Contributi alle Università: l'ateneo del Friuli contro la Camera
UDINE. «Non possiamo raggiungere gli standard europei se si sottraggono risorse al finanziamento degli atenei: l’Università di Udine già da anni si trova a fare i conti con un grave sottofinanziamento statale», dicono Cristiana Compagno e il neo eletto Alberto Felice De Toni. Che criticano l’emendamento al cosiddetto decreto del fare approvato alla Camera nei giorni scorsi e relativo all’introduzione di un Programma nazionale per il sostegno degli studenti capaci e meritevoli.
«E’ grave andare a prelevare i finanziamenti per le borse di studio dalla quota premiale che gli atenei si sono faticosamente conquistati sulla base dei risultati della ricerca, della didattica e del trasferimento tecnologico».
L’emendamento in questione, che ha già ottenuto il parere contrario della Conferenza dei rettori delle università italiane (Crui), ha proposto di dedicare al diritto allo studio il 4 per cento (pari a 250 milioni di euro) della “quota premiale” del Fondo di funzionamento ordinario, ovvero la parte del finanziamento statale alle università che viene distribuita in base ai risultati ottenuti dagli atenei nella ricerca e nella didattica. Questi maggiori contributi sarebbero gestiti dalla Fondazione per il merito, introdotta dalla riforma Gelmini ma mai avviata concretamente.
«L’ateneo di Udine – dichiarano i vertici di palazzo Florio - in questi anni ha dimostrato la qualità dei propri risultati riconosciuti dallo stesso ministero, che ha erogato finanziamenti specifici su base premiale. In questo modo l’università friulana è riuscita a compensare i drammatici tagli lineari che dal 2008 hanno colpito il Fondo di finanziamento ordinario delle università. In base ai risultati delle attività svolte, l’ateneo di Udine si colloca tra i migliori atenei d’Italia, posizionandosi stabilmente tra i primi otto in termini di qualità dell’offerta didattica, della ricerca e dei servizi».

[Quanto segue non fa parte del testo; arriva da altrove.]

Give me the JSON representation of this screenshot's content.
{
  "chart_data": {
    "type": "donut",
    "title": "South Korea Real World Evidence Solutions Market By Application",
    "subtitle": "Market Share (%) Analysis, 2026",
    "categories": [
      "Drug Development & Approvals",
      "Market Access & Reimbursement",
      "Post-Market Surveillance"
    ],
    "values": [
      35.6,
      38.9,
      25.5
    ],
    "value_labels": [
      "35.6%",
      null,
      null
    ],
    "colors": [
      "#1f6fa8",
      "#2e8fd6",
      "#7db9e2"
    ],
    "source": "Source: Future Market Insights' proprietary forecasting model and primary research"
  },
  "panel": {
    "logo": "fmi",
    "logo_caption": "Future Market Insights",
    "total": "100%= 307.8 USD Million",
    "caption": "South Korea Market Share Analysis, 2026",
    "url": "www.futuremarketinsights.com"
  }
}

Palazzo Florio disapprova il nuovo emendamento: «Il principio del finanziamento su base valutativa è lo strumento principale per far competere l’università italiana a livello europeo, promuovendo costanti processi di miglioramento: svuotare questo principio attraverso l’erosione di risorse produrrebbe un grave danno al percorso virtuoso che il sistema universitario nazionale sta compiendo, anche in relazione alla modifica del principio di finanziamento che progressivamente sta incorporando quote premiali e correggendo le distorsioni connesse al finanziamento su base storica - dicono Compagno e De Toni -. Inoltre la riduzione del finanziamento destinato al merito vedrebbe ulteriormente ridursi i finanziamenti statali alle università, collocandole al di sotto della soglia europea di competitività». Compagno e De Toni auspicano quindi che il testo emendato del decreto del fare possa essere rivisto dal Senato, preservando i principi del finanziamento della qualità dell’università su base valutativa e del diritto allo studio.